Судя по всему, именно преодоление традиции попыток гармонизации естественных и гуманитарных наук (в основе его лежала процедура отделения научных дисциплин от «ненаучных»), позволило приоткрыть дверь принципу трансдисциплинарности. В отличие от традиционно понимаемых междисциплинарных теорий и практик, трансдисциплинарный подход позволил (а) обратиться к философским решениям тех самых проблем, которые ранее смущали ученых, побуждая их сомневаться в «научности» гуманитарных наук, и (б) сделал исторический подходимперативом рассмотрения теоретических проблем, коль скоро их относили в разряд трансдисциплинарных [11, с. 47]. Эти смысловые акценты - даже в тех случаях, когда речь не шла о привлечении специфически философских концепций - сделали возможной новую постановку старых проблем. Так, Роджер Смит, современный историк науки, подчеркивает важность разработки вопроса о том, «каким образом человеческая деятельность породила естественные науки и как смогли эти науки обрести столь огромный авторитет объективного знания, что в ряде случаев им не приходится подвергать рефлексии собственные предпосылки <…> Это [критическое вопрошание о статусе естественнонаучного знания - И.М. ] есть предмет истории, социологии и философии естествознания - дисциплин, изучающих человеческую деятельность и потому причисляемых к гуманитарным наукам.» [13, с.167].
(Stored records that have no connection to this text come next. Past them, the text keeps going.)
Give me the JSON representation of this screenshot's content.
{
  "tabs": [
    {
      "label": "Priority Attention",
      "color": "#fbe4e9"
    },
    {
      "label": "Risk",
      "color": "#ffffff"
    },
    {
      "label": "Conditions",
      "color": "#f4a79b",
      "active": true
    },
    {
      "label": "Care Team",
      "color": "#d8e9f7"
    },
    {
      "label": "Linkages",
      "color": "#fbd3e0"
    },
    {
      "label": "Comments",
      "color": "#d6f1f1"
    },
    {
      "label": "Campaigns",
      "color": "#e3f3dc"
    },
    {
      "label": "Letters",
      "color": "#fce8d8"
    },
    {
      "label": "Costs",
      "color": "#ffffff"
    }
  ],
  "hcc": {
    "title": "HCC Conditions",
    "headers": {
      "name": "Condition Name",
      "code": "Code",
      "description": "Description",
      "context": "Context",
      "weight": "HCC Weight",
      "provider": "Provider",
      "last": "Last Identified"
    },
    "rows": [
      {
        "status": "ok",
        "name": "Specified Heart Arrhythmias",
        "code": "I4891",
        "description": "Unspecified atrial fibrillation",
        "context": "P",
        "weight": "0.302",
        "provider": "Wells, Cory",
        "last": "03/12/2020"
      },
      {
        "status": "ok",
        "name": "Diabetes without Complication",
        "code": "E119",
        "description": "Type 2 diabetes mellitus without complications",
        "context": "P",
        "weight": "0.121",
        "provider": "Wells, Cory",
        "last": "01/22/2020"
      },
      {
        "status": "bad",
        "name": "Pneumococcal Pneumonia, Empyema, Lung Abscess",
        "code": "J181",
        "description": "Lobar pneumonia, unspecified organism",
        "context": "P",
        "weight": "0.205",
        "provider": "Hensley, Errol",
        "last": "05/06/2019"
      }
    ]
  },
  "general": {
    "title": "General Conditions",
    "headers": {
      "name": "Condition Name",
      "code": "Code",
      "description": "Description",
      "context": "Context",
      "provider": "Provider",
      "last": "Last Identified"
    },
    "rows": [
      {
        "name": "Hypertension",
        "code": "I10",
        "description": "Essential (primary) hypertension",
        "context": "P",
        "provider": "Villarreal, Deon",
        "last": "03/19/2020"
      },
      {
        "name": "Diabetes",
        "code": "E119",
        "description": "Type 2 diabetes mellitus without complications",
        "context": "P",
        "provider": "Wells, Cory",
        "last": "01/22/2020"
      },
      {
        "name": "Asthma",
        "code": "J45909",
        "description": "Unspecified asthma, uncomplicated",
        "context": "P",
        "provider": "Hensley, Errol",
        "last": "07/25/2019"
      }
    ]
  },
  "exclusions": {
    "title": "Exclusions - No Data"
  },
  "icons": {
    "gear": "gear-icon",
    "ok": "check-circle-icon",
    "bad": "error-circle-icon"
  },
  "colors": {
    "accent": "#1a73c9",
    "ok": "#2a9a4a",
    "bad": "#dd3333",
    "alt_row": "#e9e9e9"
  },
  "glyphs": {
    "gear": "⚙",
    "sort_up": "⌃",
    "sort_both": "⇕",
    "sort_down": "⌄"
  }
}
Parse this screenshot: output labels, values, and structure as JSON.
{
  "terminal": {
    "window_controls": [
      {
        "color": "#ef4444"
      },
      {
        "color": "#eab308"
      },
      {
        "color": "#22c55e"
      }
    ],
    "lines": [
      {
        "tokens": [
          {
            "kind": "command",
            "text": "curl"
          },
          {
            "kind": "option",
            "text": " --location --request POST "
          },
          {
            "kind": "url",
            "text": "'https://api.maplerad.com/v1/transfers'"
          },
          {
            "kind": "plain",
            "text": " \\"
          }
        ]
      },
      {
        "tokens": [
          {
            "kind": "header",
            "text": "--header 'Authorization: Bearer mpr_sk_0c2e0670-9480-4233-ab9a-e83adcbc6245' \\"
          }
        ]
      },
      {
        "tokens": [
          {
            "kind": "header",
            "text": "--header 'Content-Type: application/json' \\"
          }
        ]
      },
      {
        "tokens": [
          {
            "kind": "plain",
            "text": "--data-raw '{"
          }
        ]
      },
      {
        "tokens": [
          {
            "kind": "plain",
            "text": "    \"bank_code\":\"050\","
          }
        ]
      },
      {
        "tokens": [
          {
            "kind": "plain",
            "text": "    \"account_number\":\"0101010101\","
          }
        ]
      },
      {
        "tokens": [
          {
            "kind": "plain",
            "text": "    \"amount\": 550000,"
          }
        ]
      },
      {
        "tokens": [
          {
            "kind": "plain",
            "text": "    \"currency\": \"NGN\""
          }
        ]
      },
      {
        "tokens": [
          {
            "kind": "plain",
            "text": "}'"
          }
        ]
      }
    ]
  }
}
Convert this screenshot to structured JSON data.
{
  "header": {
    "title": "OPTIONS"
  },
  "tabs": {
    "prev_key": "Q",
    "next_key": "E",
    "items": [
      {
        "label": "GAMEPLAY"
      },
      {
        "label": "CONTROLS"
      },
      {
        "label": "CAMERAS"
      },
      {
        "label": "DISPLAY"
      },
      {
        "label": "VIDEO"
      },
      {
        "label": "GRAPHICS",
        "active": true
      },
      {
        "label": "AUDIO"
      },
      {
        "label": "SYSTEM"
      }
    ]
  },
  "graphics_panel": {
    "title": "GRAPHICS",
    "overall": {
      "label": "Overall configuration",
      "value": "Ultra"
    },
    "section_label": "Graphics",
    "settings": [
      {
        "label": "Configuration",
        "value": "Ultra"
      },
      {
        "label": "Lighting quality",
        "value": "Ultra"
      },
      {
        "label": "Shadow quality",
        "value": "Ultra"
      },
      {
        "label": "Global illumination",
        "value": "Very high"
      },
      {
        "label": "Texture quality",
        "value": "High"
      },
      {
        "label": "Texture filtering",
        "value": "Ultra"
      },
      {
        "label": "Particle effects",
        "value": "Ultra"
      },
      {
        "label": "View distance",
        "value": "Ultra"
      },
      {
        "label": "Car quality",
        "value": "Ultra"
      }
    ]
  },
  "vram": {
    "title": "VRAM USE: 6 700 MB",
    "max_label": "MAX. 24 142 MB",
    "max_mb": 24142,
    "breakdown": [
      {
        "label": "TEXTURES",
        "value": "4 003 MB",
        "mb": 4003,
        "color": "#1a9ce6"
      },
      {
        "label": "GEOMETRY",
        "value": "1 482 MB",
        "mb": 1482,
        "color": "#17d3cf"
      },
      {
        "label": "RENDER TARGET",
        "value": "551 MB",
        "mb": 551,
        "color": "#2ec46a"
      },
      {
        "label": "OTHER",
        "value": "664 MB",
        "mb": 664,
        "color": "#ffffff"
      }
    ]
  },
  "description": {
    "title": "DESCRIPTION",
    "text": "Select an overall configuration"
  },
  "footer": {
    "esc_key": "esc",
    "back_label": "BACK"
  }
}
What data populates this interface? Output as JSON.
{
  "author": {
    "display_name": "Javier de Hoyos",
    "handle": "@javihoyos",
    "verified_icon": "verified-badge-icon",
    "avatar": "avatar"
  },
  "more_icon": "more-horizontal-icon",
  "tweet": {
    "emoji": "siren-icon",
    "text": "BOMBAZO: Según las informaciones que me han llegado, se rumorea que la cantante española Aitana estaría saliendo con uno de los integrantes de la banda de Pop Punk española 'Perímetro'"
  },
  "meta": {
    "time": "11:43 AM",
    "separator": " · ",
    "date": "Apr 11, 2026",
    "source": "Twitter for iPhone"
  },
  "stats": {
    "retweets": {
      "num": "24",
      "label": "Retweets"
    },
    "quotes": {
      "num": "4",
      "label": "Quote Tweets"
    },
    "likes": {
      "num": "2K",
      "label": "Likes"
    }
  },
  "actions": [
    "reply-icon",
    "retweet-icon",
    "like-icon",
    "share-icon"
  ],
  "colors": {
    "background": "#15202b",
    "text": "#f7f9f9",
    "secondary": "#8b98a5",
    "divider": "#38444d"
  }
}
Как известно, идея исторического подхода к знанию сформировалась относительно недавно. Гораздо древнее другая тема, возникавшая у разных народов древности в связи с историей человечества. Это тема «вечного возвращения» - бесконечного вращения мироздания, циклично воспроизводящего одни и те же макро- или микроформы, ситуации, процессы, эпохи… Мотив вечного возвращения мы находим в индийских религиозный системах, в древнем Египте, в календарях майя, инков и ацтеков. В Древнюю Грецию идея вечного возвращения пришла из Египта, но распространение христианства и наступление Нового времени знаменовали упадок интереса к ней. И только в XIX в. эта идея была возрождена Артуром Шопенгауэром и через него перешла в сочинения Фридриха Ницше, который и возвратил ее в тело европейской философской мысли.
Думается, однако, возрождение это имело принципиально иной смысл, чем в более ранние эпохи истории человечества. Здесь хочется задать вопрос: почему вообще угасла в Европе тема «постоянного возврата к одному и тому же» - а с начала ХХ вновь пустила корни в среде европейских интеллектуалов? Ответ представляется достаточно очевидным. Новое время можно сравнить с выпадением из проторенной колеи веками складывавшихся культурно-политических устоев целого ряда обществ, составивших затем костяк новой цивилизации. Утрата интереса к образу вечного возвращения ярче, чем что-либо еще, свидетельствовала о глобальном характере этого выпадения, о его влиянии на образ европейской культуры, которая, конечно, не была способна «вдруг» перериентироваться на принципы инновационности: роль гаранта культурно-политической стабильности перешла от теологии к рационализму; но в этом последнем, как подчеркивал Пригожин, изначально господствовали детерминистические установки, не оставляющие места в картине мира для необратимого времени. Что же до восприятия современного (в значении “modern”) мира как места, где постоянно возникает нечто новое, небывалое, а что-то из старого, извечного уходит навсегда - этому восприятию суждено было долгие годы оставаться просто «чувством», не находившим достойного отражения в мысли.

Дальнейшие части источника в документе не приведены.